In [18]:
import pandas as pd
import json
from huggingface_hub import hf_hub_download
import collections

# Set Up

In [12]:
# Download CLMBR config
path_to_config_json = hf_hub_download(
    repo_id="StanfordShahLab/clmbr-t-base",
    filename="clmbr_v8_original_dictionary.json"
)
print(f"Saved to: {path_to_config_json}")

# Read CLMBR vocab config
with open(path_to_config_json, 'r') as f:
    config = json.load(f)

Saved to: /Users/mwornow/.cache/huggingface/hub/models--StanfordShahLab--clmbr-t-base/snapshots/33d720931853fb1e0f77ffb50244219c9158db4b/clmbr_v8_original_dictionary.json


In [13]:
# Print keys in config
print(config.keys())

dict_keys(['age_stats', 'is_hierarchical', 'regular'])


# Overview

What does each token in the vocabulary look like?

In [None]:
# Print example token in vocab
config['regular'][0]

{'code_string': 'SNOMED/3950001',
 'text_string': '',
 'type': 'code',
 'val_end': 0.0,
 'val_start': 0.0,
 'weight': -0.18811663446051943}

Next, calculate the number of unique tokens in the vocabulary. Filter out any tokens that are ignored (i.e. "unused").

In [None]:
vocab = [ x for x in config['regular'] if x['type'] != 'unused' ] # remove unused tokens
print("Age stats:", config['age_stats'])
print("Is hierarchical:", config['is_hierarchical'])
print("Vocab size:", len(vocab))

Age stats: {'mean': 18144688.37614148, 'std': 13883171.660255756}
Is hierarchical: False
Vocab size: 39811


There are a total of 39811 unique tokens in the CLMBR-t-base vocabulary.

# Token Types

Let's count the number of tokens of each type.

In [32]:
# List types of tokens + counts
token_types = [ x['type'] for x in vocab ]
token_counts = collections.Counter(token_types)
df = pd.DataFrame(token_counts.items(), columns=['Token Type', 'Count'])
df.sort_values(by='Count', ascending=False, inplace=True)
df

Unnamed: 0,Token Type,Count
0,code,25667
2,numeric,11183
1,text,2961


There are 3 different types of tokens in the vocabulary:
    
| Token Type | Count |
|------------|-------|
| code    | 25667 |
| numeric     | 11183     |
| text    | 2961    |

The `code` token type represents a **code without considering any metadata** associated with it. It maps an occurrence of a specific code (e.g. "LOINC/7094-6") directly to a token.

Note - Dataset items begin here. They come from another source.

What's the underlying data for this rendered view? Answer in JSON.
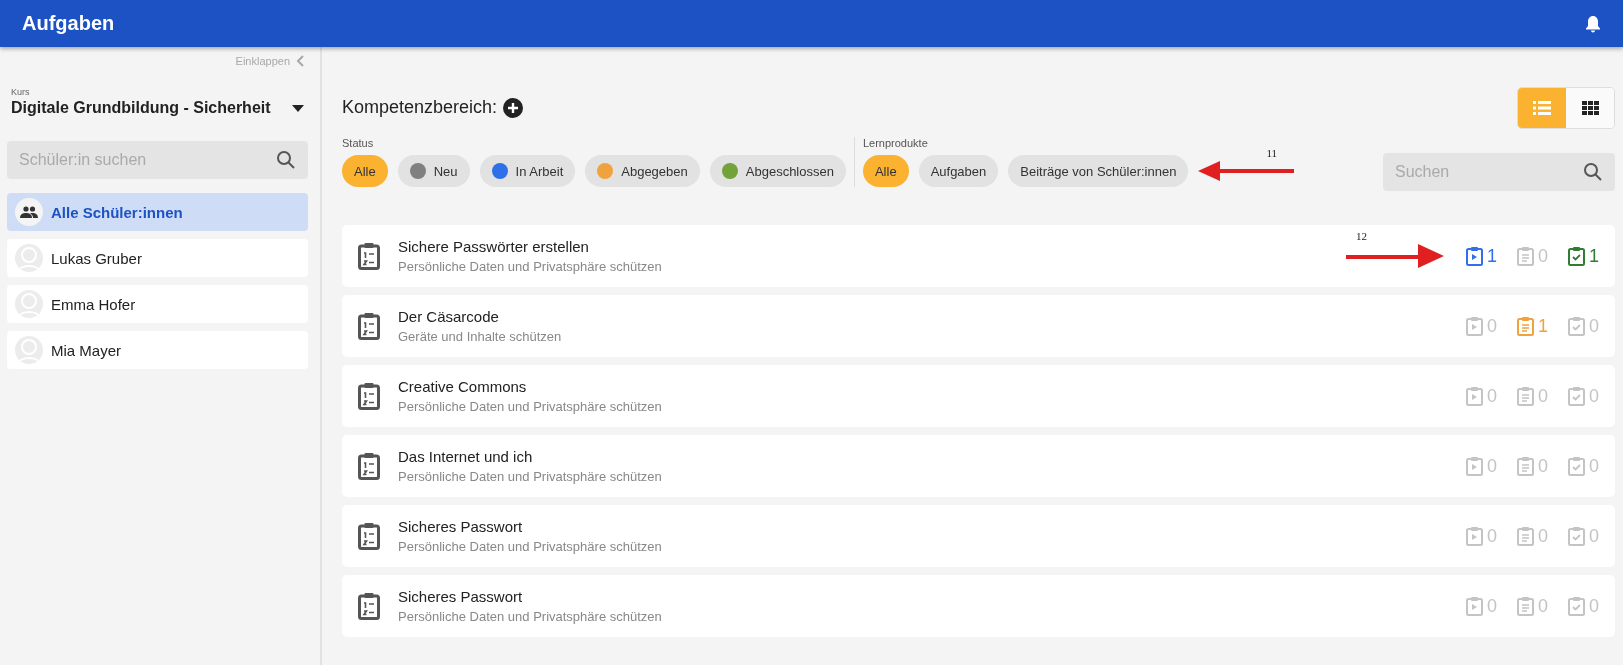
{
  "header": {
    "title": "Aufgaben"
  },
  "sidebar": {
    "collapse_label": "Einklappen",
    "course_label": "Kurs",
    "course": "Digitale Grundbildung - Sicherheit",
    "search": {
      "placeholder": "Schüler:in suchen"
    },
    "students": [
      {
        "name": "Alle Schüler:innen",
        "kind": "group",
        "selected": true
      },
      {
        "name": "Lukas Gruber",
        "kind": "person",
        "selected": false
      },
      {
        "name": "Emma Hofer",
        "kind": "person",
        "selected": false
      },
      {
        "name": "Mia Mayer",
        "kind": "person",
        "selected": false
      }
    ]
  },
  "main": {
    "competence_label": "Kompetenzbereich:",
    "view_toggle": [
      {
        "kind": "list",
        "selected": true
      },
      {
        "kind": "grid",
        "selected": false
      }
    ],
    "status_filter": {
      "label": "Status",
      "chips": [
        {
          "label": "Alle",
          "selected": true
        },
        {
          "label": "Neu",
          "selected": false,
          "color": "#808080"
        },
        {
          "label": "In Arbeit",
          "selected": false,
          "color": "#2f6fe8"
        },
        {
          "label": "Abgegeben",
          "selected": false,
          "color": "#f0a23e"
        },
        {
          "label": "Abgeschlossen",
          "selected": false,
          "color": "#72a33a"
        }
      ]
    },
    "product_filter": {
      "label": "Lernprodukte",
      "chips": [
        {
          "label": "Alle",
          "selected": true
        },
        {
          "label": "Aufgaben",
          "selected": false
        },
        {
          "label": "Beiträge von Schüler:innen",
          "selected": false
        }
      ],
      "annotation": "11"
    },
    "search": {
      "placeholder": "Suchen"
    },
    "tasks": [
      {
        "title": "Sichere Passwörter erstellen",
        "subtitle": "Persönliche Daten und Privatsphäre schützen",
        "annotation": "12",
        "counters": [
          {
            "kind": "in_progress",
            "count": "1",
            "active": true
          },
          {
            "kind": "submitted",
            "count": "0",
            "active": false
          },
          {
            "kind": "done",
            "count": "1",
            "active": true
          }
        ]
      },
      {
        "title": "Der Cäsarcode",
        "subtitle": "Geräte und Inhalte schützen",
        "counters": [
          {
            "kind": "in_progress",
            "count": "0",
            "active": false
          },
          {
            "kind": "submitted",
            "count": "1",
            "active": true
          },
          {
            "kind": "done",
            "count": "0",
            "active": false
          }
        ]
      },
      {
        "title": "Creative Commons",
        "subtitle": "Persönliche Daten und Privatsphäre schützen",
        "counters": [
          {
            "kind": "in_progress",
            "count": "0",
            "active": false
          },
          {
            "kind": "submitted",
            "count": "0",
            "active": false
          },
          {
            "kind": "done",
            "count": "0",
            "active": false
          }
        ]
      },
      {
        "title": "Das Internet und ich",
        "subtitle": "Persönliche Daten und Privatsphäre schützen",
        "counters": [
          {
            "kind": "in_progress",
            "count": "0",
            "active": false
          },
          {
            "kind": "submitted",
            "count": "0",
            "active": false
          },
          {
            "kind": "done",
            "count": "0",
            "active": false
          }
        ]
      },
      {
        "title": "Sicheres Passwort",
        "subtitle": "Persönliche Daten und Privatsphäre schützen",
        "counters": [
          {
            "kind": "in_progress",
            "count": "0",
            "active": false
          },
          {
            "kind": "submitted",
            "count": "0",
            "active": false
          },
          {
            "kind": "done",
            "count": "0",
            "active": false
          }
        ]
      },
      {
        "title": "Sicheres Passwort",
        "subtitle": "Persönliche Daten und Privatsphäre schützen",
        "counters": [
          {
            "kind": "in_progress",
            "count": "0",
            "active": false
          },
          {
            "kind": "submitted",
            "count": "0",
            "active": false
          },
          {
            "kind": "done",
            "count": "0",
            "active": false
          }
        ]
      }
    ]
  }
}
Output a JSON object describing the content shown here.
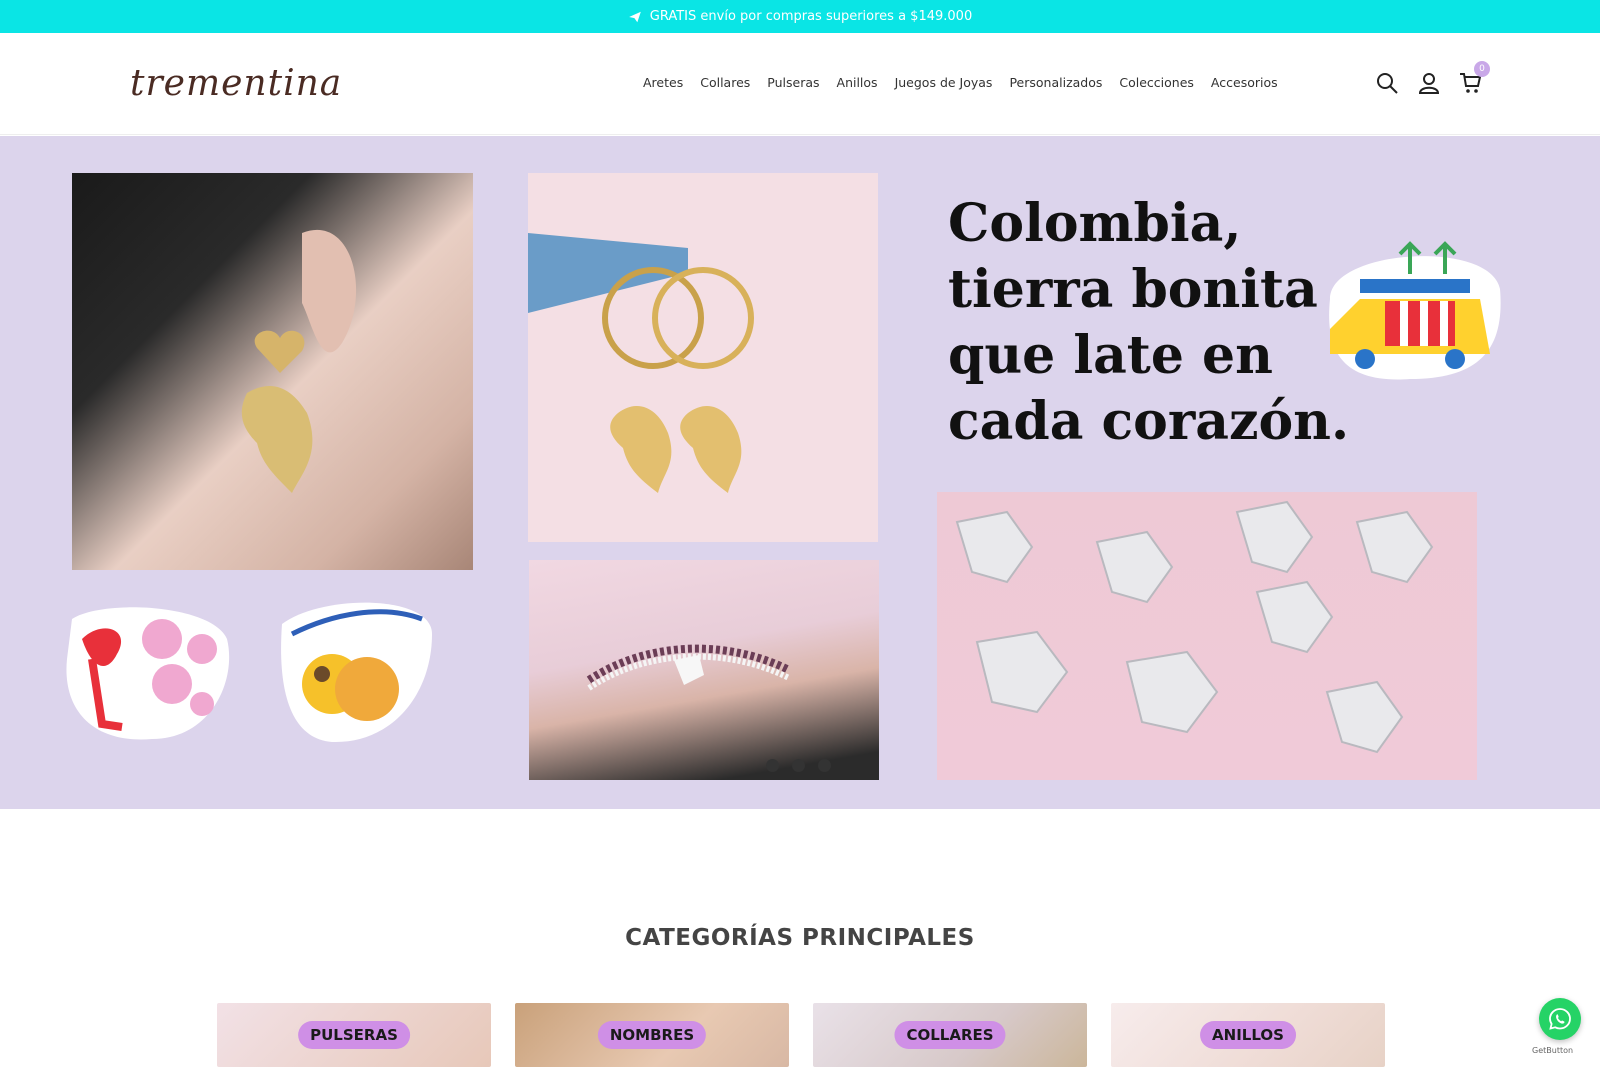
{
  "promo": {
    "text": "GRATIS envío por compras superiores a $149.000",
    "icon": "paper-plane-icon",
    "bg": "#0ae5e5"
  },
  "header": {
    "logo": "trementina",
    "nav": [
      "Aretes",
      "Collares",
      "Pulseras",
      "Anillos",
      "Juegos de Joyas",
      "Personalizados",
      "Colecciones",
      "Accesorios"
    ],
    "cart_count": "0"
  },
  "hero": {
    "title_lines": [
      "Colombia,",
      "tierra bonita",
      "que late en",
      "cada corazón."
    ],
    "bg": "#dcd4ec",
    "slides": 3
  },
  "categories": {
    "title": "CATEGORÍAS PRINCIPALES",
    "items": [
      "PULSERAS",
      "NOMBRES",
      "COLLARES",
      "ANILLOS"
    ]
  },
  "whatsapp": {
    "label": "GetButton"
  }
}
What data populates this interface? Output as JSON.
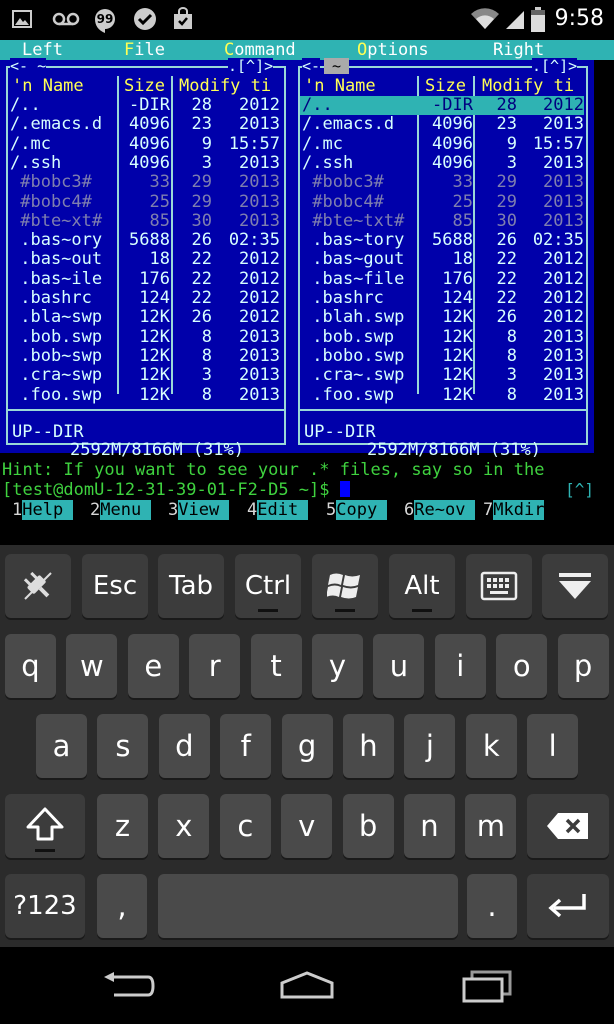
{
  "status_bar": {
    "time": "9:58"
  },
  "terminal": {
    "menu": [
      {
        "hot": "",
        "label": "Left"
      },
      {
        "hot": "F",
        "label": "ile"
      },
      {
        "hot": "C",
        "label": "ommand"
      },
      {
        "hot": "O",
        "label": "ptions"
      },
      {
        "hot": "",
        "label": "Right"
      }
    ],
    "left_panel": {
      "top_left": "<- ~",
      "top_right": ".[^]>",
      "header_name": "'n Name",
      "header_size": "Size",
      "header_modify": "Modify ti",
      "rows": [
        {
          "name": "/..",
          "size": "-DIR",
          "d": "28",
          "t": "2012",
          "dim": false
        },
        {
          "name": "/.emacs.d",
          "size": "4096",
          "d": "23",
          "t": "2013",
          "dim": false
        },
        {
          "name": "/.mc",
          "size": "4096",
          "d": "9",
          "t": "15:57",
          "dim": false
        },
        {
          "name": "/.ssh",
          "size": "4096",
          "d": "3",
          "t": "2013",
          "dim": false
        },
        {
          "name": " #bobc3#",
          "size": "33",
          "d": "29",
          "t": "2013",
          "dim": true
        },
        {
          "name": " #bobc4#",
          "size": "25",
          "d": "29",
          "t": "2013",
          "dim": true
        },
        {
          "name": " #bte~xt#",
          "size": "85",
          "d": "30",
          "t": "2013",
          "dim": true
        },
        {
          "name": " .bas~ory",
          "size": "5688",
          "d": "26",
          "t": "02:35",
          "dim": false
        },
        {
          "name": " .bas~out",
          "size": "18",
          "d": "22",
          "t": "2012",
          "dim": false
        },
        {
          "name": " .bas~ile",
          "size": "176",
          "d": "22",
          "t": "2012",
          "dim": false
        },
        {
          "name": " .bashrc",
          "size": "124",
          "d": "22",
          "t": "2012",
          "dim": false
        },
        {
          "name": " .bla~swp",
          "size": "12K",
          "d": "26",
          "t": "2012",
          "dim": false
        },
        {
          "name": " .bob.swp",
          "size": "12K",
          "d": "8",
          "t": "2013",
          "dim": false
        },
        {
          "name": " .bob~swp",
          "size": "12K",
          "d": "8",
          "t": "2013",
          "dim": false
        },
        {
          "name": " .cra~swp",
          "size": "12K",
          "d": "3",
          "t": "2013",
          "dim": false
        },
        {
          "name": " .foo.swp",
          "size": "12K",
          "d": "8",
          "t": "2013",
          "dim": false
        }
      ],
      "status": "UP--DIR",
      "disk": "2592M/8166M (31%)"
    },
    "right_panel": {
      "top_left": "<-",
      "top_active": "~",
      "top_right": ".[^]>",
      "header_name": "'n Name",
      "header_size": "Size",
      "header_modify": "Modify ti",
      "rows": [
        {
          "name": "/..",
          "size": "-DIR",
          "d": "28",
          "t": "2012",
          "dim": false
        },
        {
          "name": "/.emacs.d",
          "size": "4096",
          "d": "23",
          "t": "2013",
          "dim": false
        },
        {
          "name": "/.mc",
          "size": "4096",
          "d": "9",
          "t": "15:57",
          "dim": false
        },
        {
          "name": "/.ssh",
          "size": "4096",
          "d": "3",
          "t": "2013",
          "dim": false
        },
        {
          "name": " #bobc3#",
          "size": "33",
          "d": "29",
          "t": "2013",
          "dim": true
        },
        {
          "name": " #bobc4#",
          "size": "25",
          "d": "29",
          "t": "2013",
          "dim": true
        },
        {
          "name": " #bte~txt#",
          "size": "85",
          "d": "30",
          "t": "2013",
          "dim": true
        },
        {
          "name": " .bas~tory",
          "size": "5688",
          "d": "26",
          "t": "02:35",
          "dim": false
        },
        {
          "name": " .bas~gout",
          "size": "18",
          "d": "22",
          "t": "2012",
          "dim": false
        },
        {
          "name": " .bas~file",
          "size": "176",
          "d": "22",
          "t": "2012",
          "dim": false
        },
        {
          "name": " .bashrc",
          "size": "124",
          "d": "22",
          "t": "2012",
          "dim": false
        },
        {
          "name": " .blah.swp",
          "size": "12K",
          "d": "26",
          "t": "2012",
          "dim": false
        },
        {
          "name": " .bob.swp",
          "size": "12K",
          "d": "8",
          "t": "2013",
          "dim": false
        },
        {
          "name": " .bobo.swp",
          "size": "12K",
          "d": "8",
          "t": "2013",
          "dim": false
        },
        {
          "name": " .cra~.swp",
          "size": "12K",
          "d": "3",
          "t": "2013",
          "dim": false
        },
        {
          "name": " .foo.swp",
          "size": "12K",
          "d": "8",
          "t": "2013",
          "dim": false
        }
      ],
      "status": "UP--DIR",
      "disk": "2592M/8166M (31%)"
    },
    "hint": "Hint: If you want to see your .* files, say so in the",
    "prompt": "[test@domU-12-31-39-01-F2-D5 ~]$ ",
    "prompt_right": "[^]",
    "fkeys": [
      {
        "num": "1",
        "label": "Help"
      },
      {
        "num": "2",
        "label": "Menu"
      },
      {
        "num": "3",
        "label": "View"
      },
      {
        "num": "4",
        "label": "Edit"
      },
      {
        "num": "5",
        "label": "Copy"
      },
      {
        "num": "6",
        "label": "Re~ov"
      },
      {
        "num": "7",
        "label": "Mkdir"
      }
    ]
  },
  "keyboard": {
    "row_fn": [
      "Esc",
      "Tab",
      "Ctrl",
      "Alt"
    ],
    "row1": [
      "q",
      "w",
      "e",
      "r",
      "t",
      "y",
      "u",
      "i",
      "o",
      "p"
    ],
    "row2": [
      "a",
      "s",
      "d",
      "f",
      "g",
      "h",
      "j",
      "k",
      "l"
    ],
    "row3": [
      "z",
      "x",
      "c",
      "v",
      "b",
      "n",
      "m"
    ],
    "symbols": "?123",
    "comma": ",",
    "period": "."
  }
}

The `text` token type represents a **categorical variable**. It maps a code + its discrete value (e.g. "SNOMED/228490006" with the value "N") to a token.

The `numeric` token type represents a **numerical variable**. It maps a code + its value in a specific range (e.g. "LOINC/8867-4" with a value between [69.0, 76.0]) to a token.

Here is an example of each token type:

In [24]:
code = [ x for x in vocab if x['type'] == 'code' ][0]
text = [ x for x in vocab if x['type'] == 'text' ][0]
numeric = [ x for x in vocab if x['type'] == 'numeric' ][0]
print("`Code` token example: ", code)
print("`Text` token example: ", text)
print("`Numeric` token example: ", numeric)

`Code` token example:  {'code_string': 'SNOMED/3950001', 'text_string': '', 'type': 'code', 'val_end': 0.0, 'val_start': 0.0, 'weight': -0.18811663446051943}
`Text` token example:  {'code_string': 'SNOMED/228490006', 'text_string': 'N', 'type': 'text', 'val_end': 0.0, 'val_start': 0.0, 'weight': -0.0353444009671022}
`Numeric` token example:  {'code_string': 'LOINC/8867-4', 'text_string': '', 'type': 'numeric', 'val_end': 69.0, 'val_start': -1.7976931348623157e+308, 'weight': -0.007933071663676598}


# Ontologies

Let's now count how many tokens are from each OMOP ontology.

In [31]:
counter = collections.Counter()
for code in vocab:
    ontology = code['code_string'].split('/')[0]
    counter[ontology] += 1
df = pd.DataFrame(counter.items(), columns=['Ontology', 'Count'])
df.sort_values(by='Count', ascending=False, inplace=True)
df

Unnamed: 0,Ontology,Count
0,SNOMED,16299
7,LOINC,13837
11,RxNorm,4678
9,CPT4,3728
8,CARE_SITE,396
15,RxNorm Extension,255
19,ICD10PCS,233
20,ICD9Proc,196
16,HCPCS,54
18,ICDO3,52


SNOMED is the most commonly represented ontology in the CLMBR vocabulary with 16299 derived tokens, followed by LOINC with 13837 and RxNorm with 4678.